The first and probably one of the most popular ways to become more plant-based is starting with Meatless Mondays. This is where you take one day out of the week to eat completely meat-free (and hopefully dairy-free too!). I think this is a great option for people who have never really considered eating vegetarian or vegan diets before. It’s a small step into a big world and makes for a great opportunity to research recipes, ingredients and different ways of cooking without throwing your whole life into a whirlwind. Still too much change? Start with plant-based dinners on Mondays. This way it’s only one meal once a week while still giving you a great opportunity to try new things and hopefully spark bigger changes.

Small Ingredient Swaps

Another great way to make small changes in your diet is to pick one specific item or ingredient that you could start living without. For example, instead of drinking or using cow milk you switch to almond milk. This is a small change that could grow into something larger in time but still make a small difference. It’s also a great opportunity to try new plant-based ingredients and give yourself a way to figure out what you like in case you decide to take a bigger plunge. Don’t care for almond milk? That’s fine. There’s also soy milk, cashew milk and oat milk to name a few.
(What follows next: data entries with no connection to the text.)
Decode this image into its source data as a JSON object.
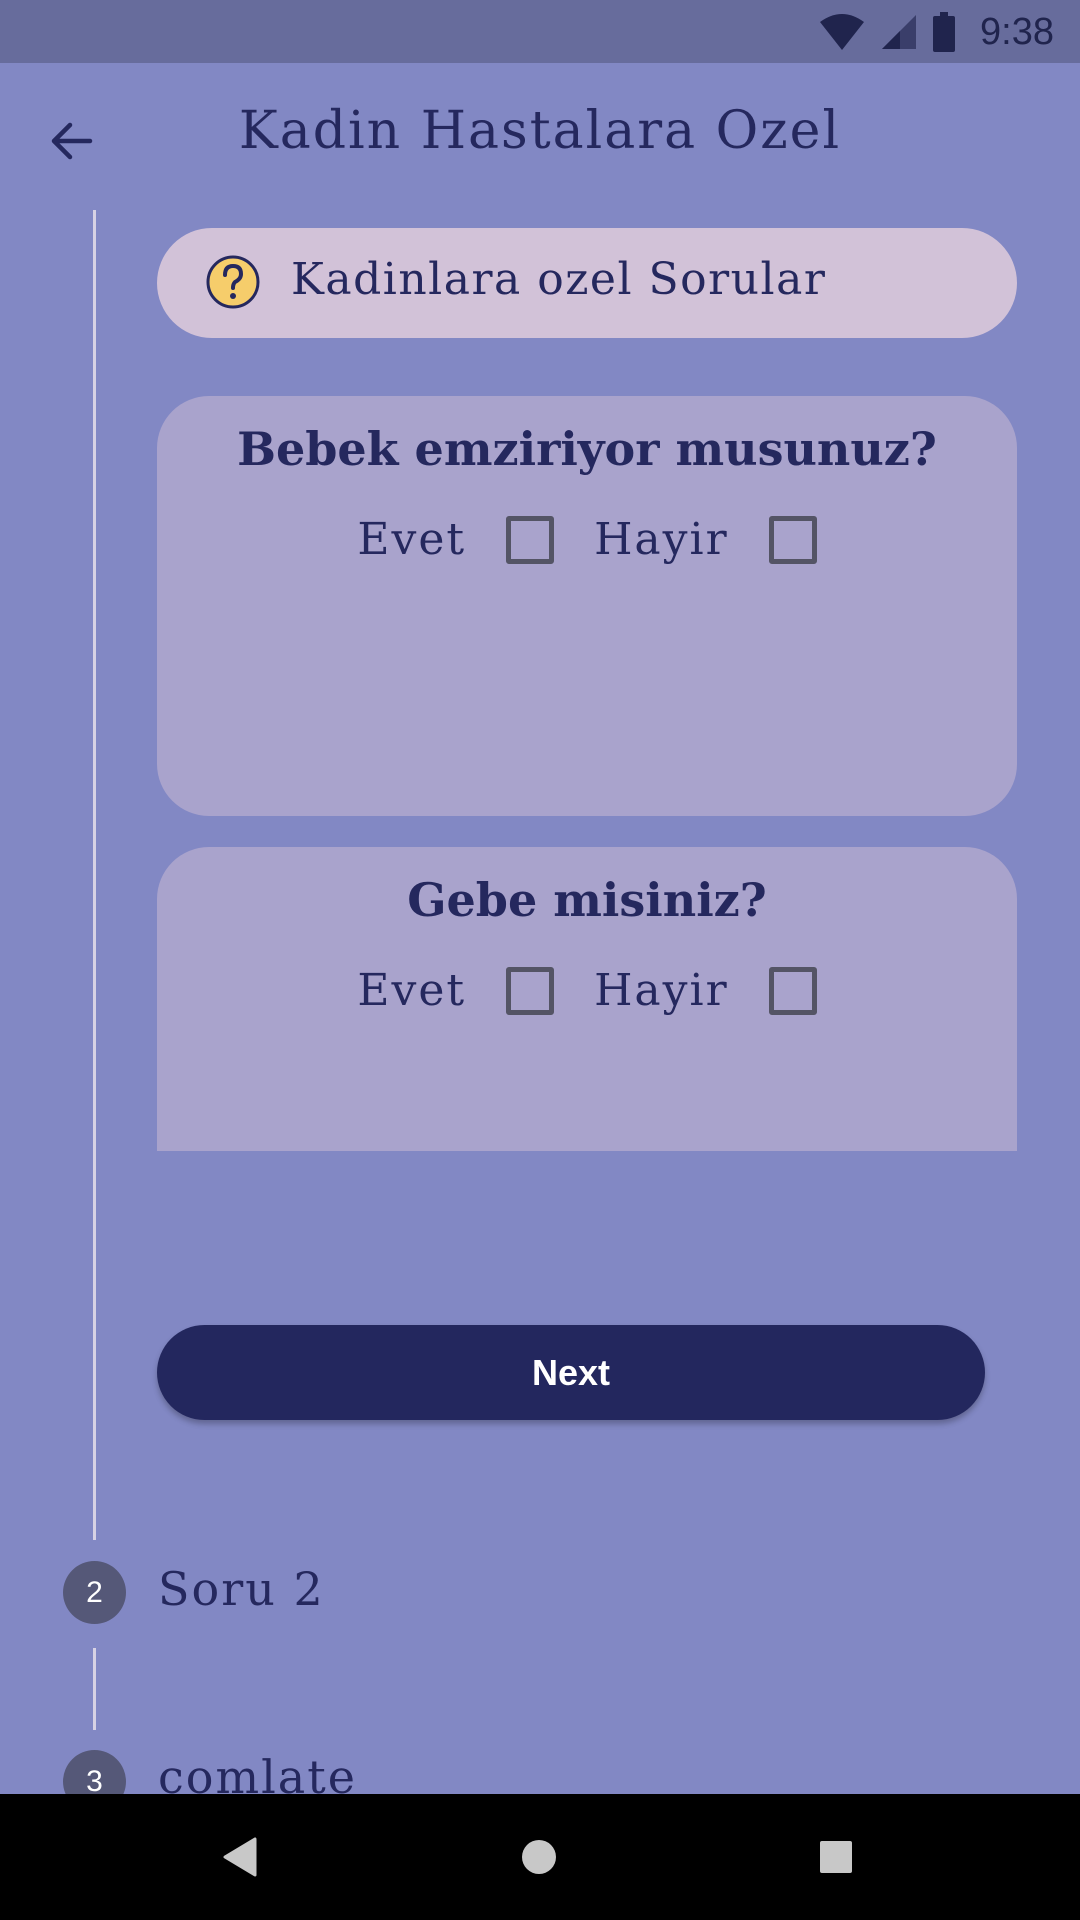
{
  "status_bar": {
    "time": "9:38",
    "icons": [
      "wifi-icon",
      "cell-signal-icon",
      "battery-icon"
    ]
  },
  "app_bar": {
    "title": "Kadin Hastalara Ozel",
    "back_icon": "arrow-back-icon"
  },
  "stepper": {
    "active_step": {
      "label": "Kadinlara ozel Sorular",
      "icon": "help-circle-icon"
    },
    "questions": [
      {
        "text": "Bebek emziriyor musunuz?",
        "options": [
          "Evet",
          "Hayir"
        ],
        "checked": [
          false,
          false
        ]
      },
      {
        "text": "Gebe misiniz?",
        "options": [
          "Evet",
          "Hayir"
        ],
        "checked": [
          false,
          false
        ]
      }
    ],
    "next_label": "Next",
    "steps": [
      {
        "number": "2",
        "label": "Soru 2"
      },
      {
        "number": "3",
        "label": "comlate"
      }
    ]
  },
  "nav_bar": {
    "icons": [
      "back-triangle-icon",
      "home-circle-icon",
      "recents-square-icon"
    ]
  },
  "colors": {
    "background": "#8288c4",
    "status_bar": "#676c9c",
    "header_pill": "#d2c2d8",
    "card": "#a9a3cc",
    "primary": "#23275e",
    "help_icon": "#f6cd6b"
  }
}
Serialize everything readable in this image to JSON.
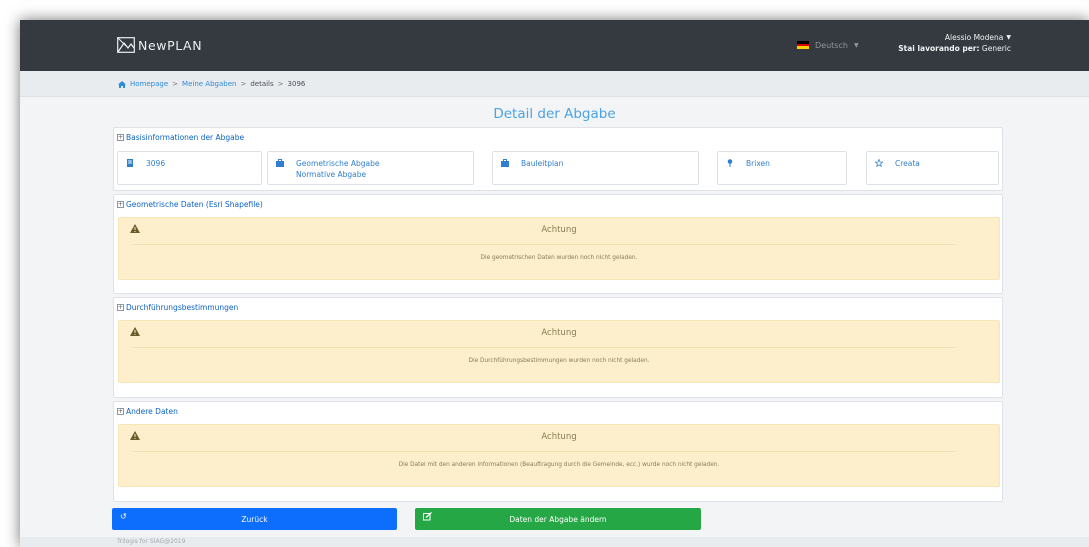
{
  "navbar": {
    "brand": "NewPLAN",
    "language": "Deutsch",
    "user_name": "Alessio Modena",
    "work_label": "Stai lavorando per:",
    "work_value": "Generic",
    "flag_colors": [
      "#000000",
      "#dd0000",
      "#ffce00"
    ]
  },
  "breadcrumb": {
    "home": "Homepage",
    "deliveries": "Meine Abgaben",
    "details": "details",
    "id": "3096",
    "separator": ">"
  },
  "page": {
    "title": "Detail der Abgabe"
  },
  "basis": {
    "header": "Basisinformationen der Abgabe",
    "boxes": [
      {
        "icon": "document-icon",
        "text": "3096"
      },
      {
        "icon": "briefcase-icon",
        "text": "Geometrische Abgabe",
        "text2": "Normative Abgabe"
      },
      {
        "icon": "briefcase-icon",
        "text": "Bauleitplan"
      },
      {
        "icon": "map-pin-icon",
        "text": "Brixen"
      },
      {
        "icon": "star-icon",
        "text": "Creata"
      }
    ]
  },
  "geo": {
    "header": "Geometrische Daten (Esri Shapefile)",
    "alert_title": "Achtung",
    "alert_msg": "Die geometrischen Daten wurden noch nicht geladen."
  },
  "impl": {
    "header": "Durchführungsbestimmungen",
    "alert_title": "Achtung",
    "alert_msg": "Die Durchführungsbestimmungen wurden noch nicht geladen."
  },
  "other": {
    "header": "Andere Daten",
    "alert_title": "Achtung",
    "alert_msg": "Die Datei mit den anderen Informationen (Beauftragung durch die Gemeinde, ecc.) wurde noch nicht geladen."
  },
  "buttons": {
    "back": "Zurück",
    "edit": "Daten der Abgabe ändern"
  },
  "footer": {
    "text": "Trilogis for SIAG@2019"
  },
  "colors": {
    "navbar": "#343a40",
    "accent": "#0d6efd",
    "success": "#26a745",
    "warning_bg": "#fdefcc"
  }
}
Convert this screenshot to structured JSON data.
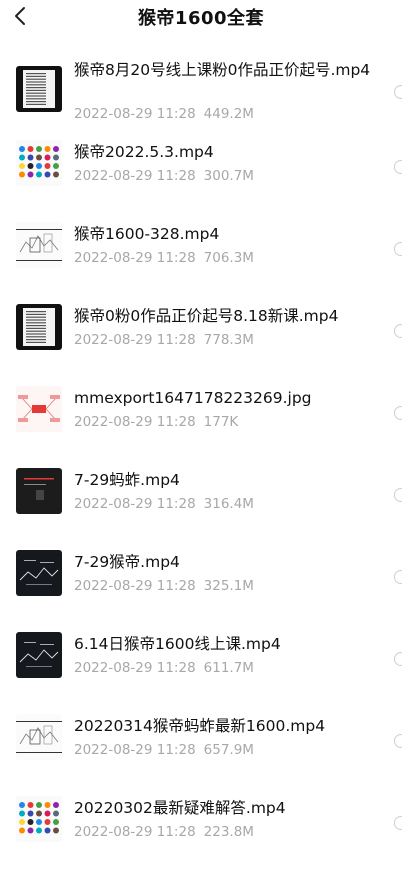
{
  "header": {
    "title": "猴帝1600全套",
    "back_icon": "chevron-left-icon"
  },
  "colors": {
    "text": "#111111",
    "meta": "#a8a8a8",
    "circle_border": "#cfcfcf",
    "background": "#ffffff"
  },
  "files": [
    {
      "name": "猴帝8月20号线上课粉0作品正价起号.mp4",
      "date": "2022-08-29 11:28",
      "size": "449.2M",
      "thumb": "document-video-thumbnail"
    },
    {
      "name": "猴帝2022.5.3.mp4",
      "date": "2022-08-29 11:28",
      "size": "300.7M",
      "thumb": "icon-grid-thumbnail"
    },
    {
      "name": "猴帝1600-328.mp4",
      "date": "2022-08-29 11:28",
      "size": "706.3M",
      "thumb": "sketch-thumbnail"
    },
    {
      "name": "猴帝0粉0作品正价起号8.18新课.mp4",
      "date": "2022-08-29 11:28",
      "size": "778.3M",
      "thumb": "document-video-thumbnail"
    },
    {
      "name": "mmexport1647178223269.jpg",
      "date": "2022-08-29 11:28",
      "size": "177K",
      "thumb": "mindmap-thumbnail"
    },
    {
      "name": "7-29蚂蚱.mp4",
      "date": "2022-08-29 11:28",
      "size": "316.4M",
      "thumb": "dark-slide-thumbnail"
    },
    {
      "name": "7-29猴帝.mp4",
      "date": "2022-08-29 11:28",
      "size": "325.1M",
      "thumb": "blackboard-thumbnail"
    },
    {
      "name": "6.14日猴帝1600线上课.mp4",
      "date": "2022-08-29 11:28",
      "size": "611.7M",
      "thumb": "blackboard-thumbnail"
    },
    {
      "name": "20220314猴帝蚂蚱最新1600.mp4",
      "date": "2022-08-29 11:28",
      "size": "657.9M",
      "thumb": "sketch-thumbnail"
    },
    {
      "name": "20220302最新疑难解答.mp4",
      "date": "2022-08-29 11:28",
      "size": "223.8M",
      "thumb": "icon-grid-thumbnail"
    }
  ]
}
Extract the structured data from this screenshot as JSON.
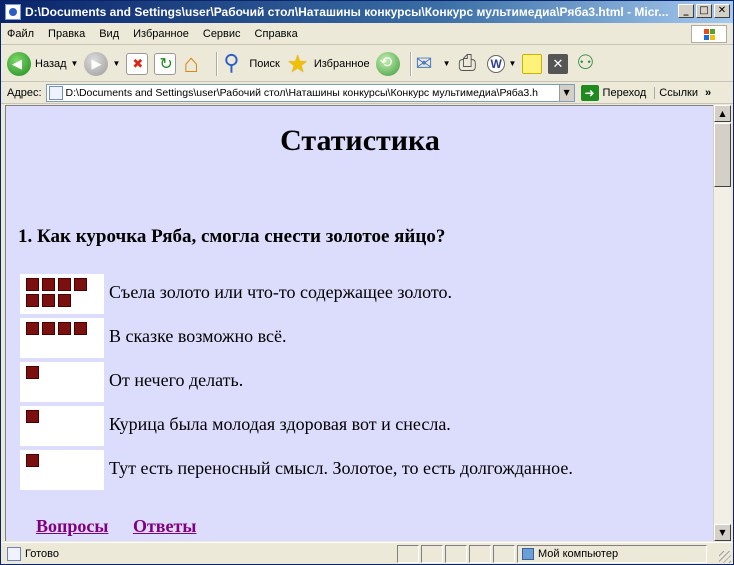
{
  "window": {
    "title": "D:\\Documents and Settings\\user\\Рабочий стол\\Наташины конкурсы\\Конкурс мультимедиа\\Ряба3.html - Micr...",
    "buttons": {
      "minimize": "_",
      "maximize": "□",
      "close": "✕"
    }
  },
  "menu": {
    "items": [
      "Файл",
      "Правка",
      "Вид",
      "Избранное",
      "Сервис",
      "Справка"
    ]
  },
  "toolbar": {
    "back_label": "Назад",
    "search_label": "Поиск",
    "favorites_label": "Избранное"
  },
  "address": {
    "label": "Адрес:",
    "url": "D:\\Documents and Settings\\user\\Рабочий стол\\Наташины конкурсы\\Конкурс мультимедиа\\Ряба3.h",
    "go_label": "Переход",
    "links_label": "Ссылки"
  },
  "page": {
    "heading": "Статистика",
    "question": "1. Как курочка Ряба, смогла снести золотое яйцо?",
    "answers": [
      {
        "text": "Съела золото или что-то содержащее золото.",
        "votes": 7
      },
      {
        "text": "В сказке возможно всё.",
        "votes": 4
      },
      {
        "text": "От нечего делать.",
        "votes": 1
      },
      {
        "text": "Курица была молодая здоровая вот и снесла.",
        "votes": 1
      },
      {
        "text": "Тут есть переносный смысл. Золотое, то есть долгожданное.",
        "votes": 1
      }
    ],
    "links": {
      "questions": "Вопросы",
      "answers": "Ответы"
    },
    "bar_color": "#7a1010",
    "background_color": "#dcdcfc"
  },
  "status": {
    "text": "Готово",
    "zone": "Мой компьютер"
  }
}
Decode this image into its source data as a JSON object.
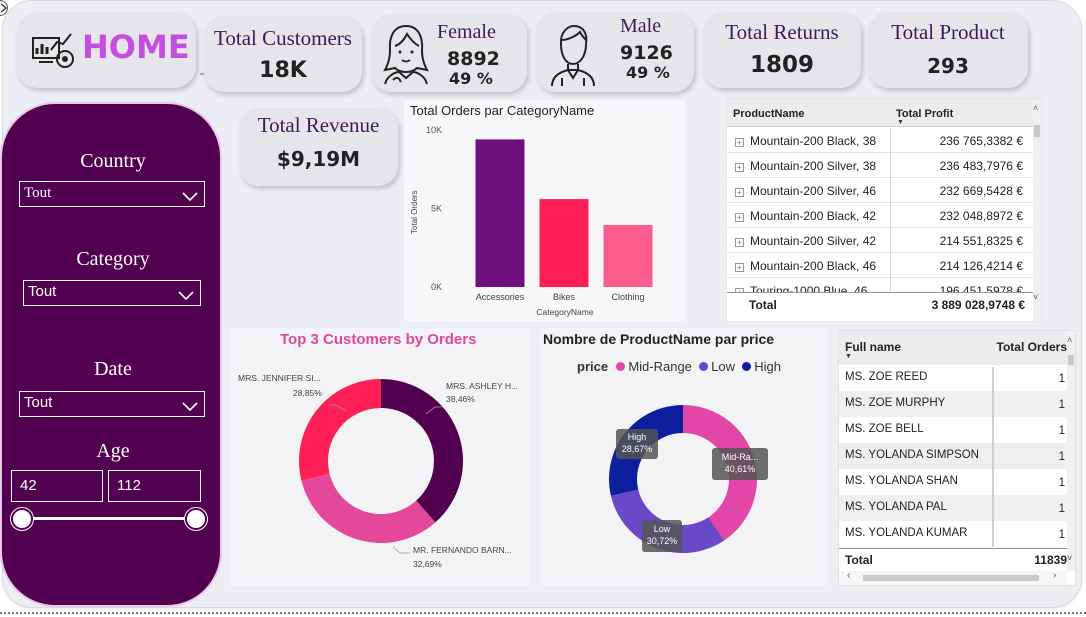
{
  "header": {
    "home_label": "HOME"
  },
  "kpis": {
    "total_customers": {
      "title": "Total Customers",
      "value": "18K"
    },
    "female": {
      "title": "Female",
      "count": "8892",
      "pct": "49 %"
    },
    "male": {
      "title": "Male",
      "count": "9126",
      "pct": "49 %"
    },
    "total_returns": {
      "title": "Total Returns",
      "value": "1809"
    },
    "total_product": {
      "title": "Total Product",
      "value": "293"
    },
    "total_revenue": {
      "title": "Total Revenue",
      "value": "$9,19M"
    }
  },
  "filters": {
    "country": {
      "label": "Country",
      "value": "Tout"
    },
    "category": {
      "label": "Category",
      "value": "Tout"
    },
    "date": {
      "label": "Date",
      "value": "Tout"
    },
    "age": {
      "label": "Age",
      "min": "42",
      "max": "112"
    }
  },
  "colors": {
    "sidebar": "#520050",
    "accent_purple": "#6e0f7f",
    "accent_red": "#ff1f57",
    "accent_pink": "#ff5d90",
    "donut_dark": "#520050",
    "donut_pink": "#e3489b",
    "mid_range": "#e146a8",
    "low": "#6a49c9",
    "high": "#0d1f9e"
  },
  "chart_data": [
    {
      "type": "bar",
      "title": "Total Orders par CategoryName",
      "xlabel": "CategoryName",
      "ylabel": "Total Orders",
      "ylim": [
        0,
        10000
      ],
      "yticks": [
        "0K",
        "5K",
        "10K"
      ],
      "categories": [
        "Accessories",
        "Bikes",
        "Clothing"
      ],
      "values": [
        9400,
        5600,
        3950
      ]
    },
    {
      "type": "pie",
      "title": "Top 3 Customers by Orders",
      "labels": [
        "MRS. ASHLEY H...",
        "MR. FERNANDO BARN...",
        "MRS. JENNIFER SI..."
      ],
      "pct_labels": [
        "38,46%",
        "32,69%",
        "28,85%"
      ],
      "values": [
        38.46,
        32.69,
        28.85
      ]
    },
    {
      "type": "pie",
      "title": "Nombre de ProductName par price",
      "legend_title": "price",
      "legend": [
        "Mid-Range",
        "Low",
        "High"
      ],
      "labels": [
        "Mid-Ra...",
        "Low",
        "High"
      ],
      "pct_labels": [
        "40,61%",
        "30,72%",
        "28,67%"
      ],
      "values": [
        40.61,
        30.72,
        28.67
      ]
    }
  ],
  "product_table": {
    "columns": [
      "ProductName",
      "Total Profit"
    ],
    "rows": [
      {
        "name": "Mountain-200 Black, 38",
        "profit": "236 765,3382 €"
      },
      {
        "name": "Mountain-200 Silver, 38",
        "profit": "236 483,7976 €"
      },
      {
        "name": "Mountain-200 Silver, 46",
        "profit": "232 669,5428 €"
      },
      {
        "name": "Mountain-200 Black, 42",
        "profit": "232 048,8972 €"
      },
      {
        "name": "Mountain-200 Silver, 42",
        "profit": "214 551,8325 €"
      },
      {
        "name": "Mountain-200 Black, 46",
        "profit": "214 126,4214 €"
      },
      {
        "name": "Touring-1000 Blue, 46",
        "profit": "196 451,5978 €"
      }
    ],
    "total_label": "Total",
    "total_value": "3 889 028,9748 €"
  },
  "customer_table": {
    "columns": [
      "Full name",
      "Total Orders"
    ],
    "rows": [
      {
        "name": "MS. ZOE REED",
        "orders": "1"
      },
      {
        "name": "MS. ZOE MURPHY",
        "orders": "1"
      },
      {
        "name": "MS. ZOE BELL",
        "orders": "1"
      },
      {
        "name": "MS. YOLANDA SIMPSON",
        "orders": "1"
      },
      {
        "name": "MS. YOLANDA SHAN",
        "orders": "1"
      },
      {
        "name": "MS. YOLANDA PAL",
        "orders": "1"
      },
      {
        "name": "MS. YOLANDA KUMAR",
        "orders": "1"
      }
    ],
    "total_label": "Total",
    "total_value": "11839"
  }
}
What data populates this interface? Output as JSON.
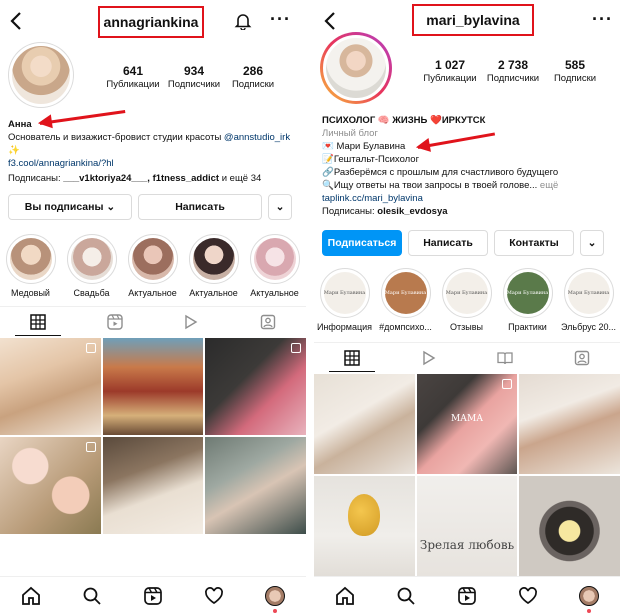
{
  "left": {
    "handle": "annagriankina",
    "stats": [
      {
        "value": "641",
        "label": "Публикации"
      },
      {
        "value": "934",
        "label": "Подписчики"
      },
      {
        "value": "286",
        "label": "Подписки"
      }
    ],
    "name": "Анна",
    "bio_line1": "Основатель и визажист-бровист студии красоты",
    "bio_mention": "@annstudio_irk",
    "bio_sparkle": "✨",
    "bio_link": "f3.cool/annagriankina/?hl",
    "followed_prefix": "Подписаны:",
    "followed_names": "___v1ktoriya24___, f1tness_addict",
    "followed_suffix": "и ещё 34",
    "following_button": "Вы подписаны",
    "message_button": "Написать",
    "highlights": [
      "Медовый",
      "Свадьба",
      "Актуальное",
      "Актуальное",
      "Актуальное"
    ]
  },
  "right": {
    "handle": "mari_bylavina",
    "stats": [
      {
        "value": "1 027",
        "label": "Публикации"
      },
      {
        "value": "2 738",
        "label": "Подписчики"
      },
      {
        "value": "585",
        "label": "Подписки"
      }
    ],
    "title": "ПСИХОЛОГ 🧠 ЖИЗНЬ ❤️ИРКУТСК",
    "category": "Личный блог",
    "bio_lines": [
      "💌 Мари Булавина",
      "📝Гештальт-Психолог",
      "🔗Разберёмся с прошлым для счастливого будущего",
      "🔍Ищу ответы на твои запросы в твоей голове..."
    ],
    "more": "ещё",
    "bio_link": "taplink.cc/mari_bylavina",
    "followed_prefix": "Подписаны:",
    "followed_names": "olesik_evdosya",
    "subscribe_button": "Подписаться",
    "message_button": "Написать",
    "contacts_button": "Контакты",
    "highlights": [
      "Информация",
      "#домпсихо...",
      "Отзывы",
      "Практики",
      "Эльбрус 20..."
    ],
    "highlight_brand": "Мари Булавина",
    "post_text_1": "МАМА",
    "post_text_2": "Зрелая любовь"
  },
  "colors": {
    "accent_red": "#e0131b",
    "link_blue": "#00376b",
    "button_blue": "#0095f6",
    "highlight_green": "#5a7a4a",
    "highlight_brown": "#b87a4e"
  }
}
Another great and easy ingredient swap? Switching ground beef for plant-based crumbles. There are many different brands now that offer such a substitute and I find that most taste just as good, if not better than ground beef.

Plant-Based Meal Swaps

I think this is probably one of the most fun ways to try plant-based changes and a great way to get friends and family involved too. Take turns hosting dinner nights (or just swapping meals or recipes) and sharing your favorite plant-based recipes. I know that this has been huge in my circle with showing people that plant-based meals don’t have to be boring or only filled with vegetables (although those are my favorite *wink*). Have friends that already eat plant-based? Ask them about helping you find options and making changes! I’m sure they’d be happy to help you along or invite you to dinner to see what great and healthy meals you might be missing.

These are just a couple of the ways you can start making a difference. If you’re interested in hearing more, let me know in the comments below.

We don’t all have to be vegan right now. If we can all commit to starting somewhere and making small changes we can all start to make a difference.